The alexandrite was discovered in 1884 in the emerald mines in the Urals of Russia on the day the future czar, Alexander II, came of age which is why the gemstone is named after him. When the Russian mines were depleted interest in these stones waned until another source was found in Brazil. Sri Lanka, India, Burma, Madagascar and Tanzania are other sources for this stone.
Alexandrite, Pearl and Moonstones are the June birthstone. It is a popular gem to be given for a 55th wedding anniversary. It is said to inspire creativity and incite the imagination.
The alexandrite is an 8.5 on the Mohs scale which means it is quite durable.
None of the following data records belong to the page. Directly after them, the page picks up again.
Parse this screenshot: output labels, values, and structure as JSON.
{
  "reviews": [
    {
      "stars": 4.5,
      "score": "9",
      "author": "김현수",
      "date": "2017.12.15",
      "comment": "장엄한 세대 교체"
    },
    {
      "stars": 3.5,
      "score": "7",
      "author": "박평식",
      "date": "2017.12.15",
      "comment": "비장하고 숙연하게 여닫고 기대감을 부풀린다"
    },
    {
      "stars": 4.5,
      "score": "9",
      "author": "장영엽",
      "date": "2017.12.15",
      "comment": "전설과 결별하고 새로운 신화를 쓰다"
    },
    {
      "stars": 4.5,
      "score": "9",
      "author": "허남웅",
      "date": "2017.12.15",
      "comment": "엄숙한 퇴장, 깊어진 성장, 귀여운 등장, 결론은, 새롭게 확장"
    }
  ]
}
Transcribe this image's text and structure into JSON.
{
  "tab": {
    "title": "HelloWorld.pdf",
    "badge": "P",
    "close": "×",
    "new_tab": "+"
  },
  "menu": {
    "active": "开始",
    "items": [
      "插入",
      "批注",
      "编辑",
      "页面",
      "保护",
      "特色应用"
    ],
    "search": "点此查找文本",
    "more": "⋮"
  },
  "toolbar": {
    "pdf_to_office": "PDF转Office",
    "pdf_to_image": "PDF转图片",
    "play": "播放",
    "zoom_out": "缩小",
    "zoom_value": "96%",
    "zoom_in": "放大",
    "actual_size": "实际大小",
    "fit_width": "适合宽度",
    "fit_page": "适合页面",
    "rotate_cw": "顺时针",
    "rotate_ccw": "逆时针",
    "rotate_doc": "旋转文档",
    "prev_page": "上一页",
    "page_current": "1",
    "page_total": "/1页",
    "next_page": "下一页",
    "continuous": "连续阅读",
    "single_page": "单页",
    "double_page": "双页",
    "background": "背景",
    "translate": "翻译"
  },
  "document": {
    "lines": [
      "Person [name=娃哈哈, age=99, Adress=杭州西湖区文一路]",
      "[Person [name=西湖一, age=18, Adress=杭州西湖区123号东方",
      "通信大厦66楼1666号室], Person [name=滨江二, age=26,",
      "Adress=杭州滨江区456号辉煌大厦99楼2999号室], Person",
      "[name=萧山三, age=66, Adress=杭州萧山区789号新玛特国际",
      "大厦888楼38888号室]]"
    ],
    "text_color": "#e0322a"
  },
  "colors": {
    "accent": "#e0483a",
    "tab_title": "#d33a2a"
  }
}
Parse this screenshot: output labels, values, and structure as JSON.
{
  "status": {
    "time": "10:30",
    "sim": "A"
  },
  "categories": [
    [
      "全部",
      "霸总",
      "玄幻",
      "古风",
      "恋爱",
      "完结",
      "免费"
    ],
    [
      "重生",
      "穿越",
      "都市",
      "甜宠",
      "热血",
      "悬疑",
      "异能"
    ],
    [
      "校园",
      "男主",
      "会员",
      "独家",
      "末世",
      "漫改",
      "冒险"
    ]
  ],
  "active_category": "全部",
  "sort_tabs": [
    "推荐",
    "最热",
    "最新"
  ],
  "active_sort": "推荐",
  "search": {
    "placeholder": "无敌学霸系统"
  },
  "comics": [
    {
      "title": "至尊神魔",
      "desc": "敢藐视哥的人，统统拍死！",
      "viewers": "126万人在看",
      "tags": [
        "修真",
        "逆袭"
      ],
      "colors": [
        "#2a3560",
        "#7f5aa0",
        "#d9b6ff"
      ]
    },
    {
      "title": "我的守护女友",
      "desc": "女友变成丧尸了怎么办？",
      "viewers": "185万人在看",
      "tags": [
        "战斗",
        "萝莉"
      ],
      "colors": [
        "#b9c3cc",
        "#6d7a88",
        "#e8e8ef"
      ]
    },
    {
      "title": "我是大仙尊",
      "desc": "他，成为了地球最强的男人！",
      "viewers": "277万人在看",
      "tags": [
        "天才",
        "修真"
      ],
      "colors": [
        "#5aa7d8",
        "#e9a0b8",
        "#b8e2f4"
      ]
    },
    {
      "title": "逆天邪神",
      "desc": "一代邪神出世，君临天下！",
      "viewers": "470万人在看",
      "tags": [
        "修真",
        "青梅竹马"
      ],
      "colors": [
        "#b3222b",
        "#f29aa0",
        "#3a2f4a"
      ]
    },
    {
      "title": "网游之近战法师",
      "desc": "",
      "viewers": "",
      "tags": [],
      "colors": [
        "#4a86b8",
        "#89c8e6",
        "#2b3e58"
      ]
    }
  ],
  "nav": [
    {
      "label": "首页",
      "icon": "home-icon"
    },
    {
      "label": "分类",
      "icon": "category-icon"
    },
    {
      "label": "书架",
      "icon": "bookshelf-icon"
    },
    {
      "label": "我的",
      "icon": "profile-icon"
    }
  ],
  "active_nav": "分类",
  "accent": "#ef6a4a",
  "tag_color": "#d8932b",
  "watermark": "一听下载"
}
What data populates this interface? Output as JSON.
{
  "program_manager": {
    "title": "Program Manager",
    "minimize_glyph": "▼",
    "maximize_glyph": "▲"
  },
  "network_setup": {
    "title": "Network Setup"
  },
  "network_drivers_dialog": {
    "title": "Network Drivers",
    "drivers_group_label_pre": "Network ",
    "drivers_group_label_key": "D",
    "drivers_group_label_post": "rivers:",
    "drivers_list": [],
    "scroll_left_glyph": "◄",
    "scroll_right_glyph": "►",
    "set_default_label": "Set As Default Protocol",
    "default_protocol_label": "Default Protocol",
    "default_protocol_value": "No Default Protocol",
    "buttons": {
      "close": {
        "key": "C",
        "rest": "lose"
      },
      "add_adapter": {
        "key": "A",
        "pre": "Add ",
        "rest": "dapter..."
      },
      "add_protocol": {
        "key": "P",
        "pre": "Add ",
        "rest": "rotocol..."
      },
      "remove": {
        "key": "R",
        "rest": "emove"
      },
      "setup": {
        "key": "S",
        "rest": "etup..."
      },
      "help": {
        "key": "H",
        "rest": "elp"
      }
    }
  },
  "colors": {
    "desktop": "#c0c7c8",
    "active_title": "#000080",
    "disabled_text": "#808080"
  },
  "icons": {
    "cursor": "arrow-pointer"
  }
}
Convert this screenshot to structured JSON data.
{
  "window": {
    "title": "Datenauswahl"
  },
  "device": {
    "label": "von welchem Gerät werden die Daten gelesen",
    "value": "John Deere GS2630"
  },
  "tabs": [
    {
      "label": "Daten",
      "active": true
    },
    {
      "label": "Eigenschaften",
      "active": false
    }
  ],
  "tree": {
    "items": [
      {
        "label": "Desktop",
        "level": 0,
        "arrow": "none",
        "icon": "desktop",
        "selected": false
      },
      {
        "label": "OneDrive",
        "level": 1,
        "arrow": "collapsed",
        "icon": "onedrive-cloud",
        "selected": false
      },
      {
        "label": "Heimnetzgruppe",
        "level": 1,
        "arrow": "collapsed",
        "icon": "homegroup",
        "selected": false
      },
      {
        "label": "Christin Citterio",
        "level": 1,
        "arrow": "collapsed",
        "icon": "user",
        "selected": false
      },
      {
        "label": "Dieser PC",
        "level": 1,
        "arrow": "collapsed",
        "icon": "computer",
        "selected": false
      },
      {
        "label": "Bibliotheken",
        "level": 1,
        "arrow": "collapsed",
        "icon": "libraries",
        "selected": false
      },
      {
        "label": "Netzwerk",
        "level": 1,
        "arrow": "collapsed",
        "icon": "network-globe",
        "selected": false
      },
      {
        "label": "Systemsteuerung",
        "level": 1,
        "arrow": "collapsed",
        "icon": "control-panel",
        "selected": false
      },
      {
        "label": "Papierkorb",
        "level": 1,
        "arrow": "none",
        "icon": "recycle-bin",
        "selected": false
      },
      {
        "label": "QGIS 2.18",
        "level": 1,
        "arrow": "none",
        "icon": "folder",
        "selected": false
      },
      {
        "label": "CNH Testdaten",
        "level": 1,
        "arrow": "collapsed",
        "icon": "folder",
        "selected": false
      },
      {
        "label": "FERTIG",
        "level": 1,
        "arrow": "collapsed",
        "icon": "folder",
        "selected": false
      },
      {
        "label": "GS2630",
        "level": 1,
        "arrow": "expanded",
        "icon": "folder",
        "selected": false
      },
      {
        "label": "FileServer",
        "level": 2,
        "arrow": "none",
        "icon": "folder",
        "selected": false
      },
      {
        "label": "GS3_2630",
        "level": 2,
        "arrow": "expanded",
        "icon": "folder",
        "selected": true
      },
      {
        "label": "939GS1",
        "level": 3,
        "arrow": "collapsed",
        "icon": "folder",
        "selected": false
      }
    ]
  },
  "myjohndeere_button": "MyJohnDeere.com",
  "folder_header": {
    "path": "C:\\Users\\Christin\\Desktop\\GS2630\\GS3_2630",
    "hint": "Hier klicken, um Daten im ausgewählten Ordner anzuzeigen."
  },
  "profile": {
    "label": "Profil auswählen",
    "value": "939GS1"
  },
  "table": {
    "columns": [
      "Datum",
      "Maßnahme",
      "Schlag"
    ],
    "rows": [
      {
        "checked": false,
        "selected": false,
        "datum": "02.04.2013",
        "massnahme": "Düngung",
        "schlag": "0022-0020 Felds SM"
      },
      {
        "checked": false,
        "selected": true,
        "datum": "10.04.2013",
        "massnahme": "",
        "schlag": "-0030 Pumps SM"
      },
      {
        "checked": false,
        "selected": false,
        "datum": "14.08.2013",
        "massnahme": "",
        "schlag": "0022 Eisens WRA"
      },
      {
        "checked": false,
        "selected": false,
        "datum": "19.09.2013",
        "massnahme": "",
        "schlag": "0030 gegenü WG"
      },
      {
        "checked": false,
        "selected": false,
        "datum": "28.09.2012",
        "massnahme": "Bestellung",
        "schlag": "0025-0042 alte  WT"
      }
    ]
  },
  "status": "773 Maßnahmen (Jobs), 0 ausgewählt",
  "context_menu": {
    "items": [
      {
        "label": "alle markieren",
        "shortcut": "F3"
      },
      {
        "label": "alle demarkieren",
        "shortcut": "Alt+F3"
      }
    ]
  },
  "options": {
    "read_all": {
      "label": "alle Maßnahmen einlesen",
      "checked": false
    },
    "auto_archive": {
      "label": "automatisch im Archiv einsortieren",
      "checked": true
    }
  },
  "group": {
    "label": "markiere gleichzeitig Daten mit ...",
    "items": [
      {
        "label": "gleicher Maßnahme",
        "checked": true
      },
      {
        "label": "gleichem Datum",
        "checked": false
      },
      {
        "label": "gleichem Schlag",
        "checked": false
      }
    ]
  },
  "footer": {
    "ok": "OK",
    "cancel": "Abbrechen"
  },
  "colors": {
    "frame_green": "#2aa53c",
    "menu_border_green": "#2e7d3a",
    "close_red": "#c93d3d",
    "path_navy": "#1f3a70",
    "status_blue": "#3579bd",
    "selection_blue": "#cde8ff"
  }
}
The rarest and coveted color change is from green to red, but if you can find a GIA certified alexandrite in any color change it will command much higher prices than a regular chrysoberyl. This is a stone for experts, connoisseurs, and enthusiasts.
Warm water, gentle soap and a soft brush are the safest way to clean alexandrites. Alexandrites are usually not treated, so ultrasonic cleaning is often okay, though it is safer to err on the side of caution if you are unsure whether the stone has been treated.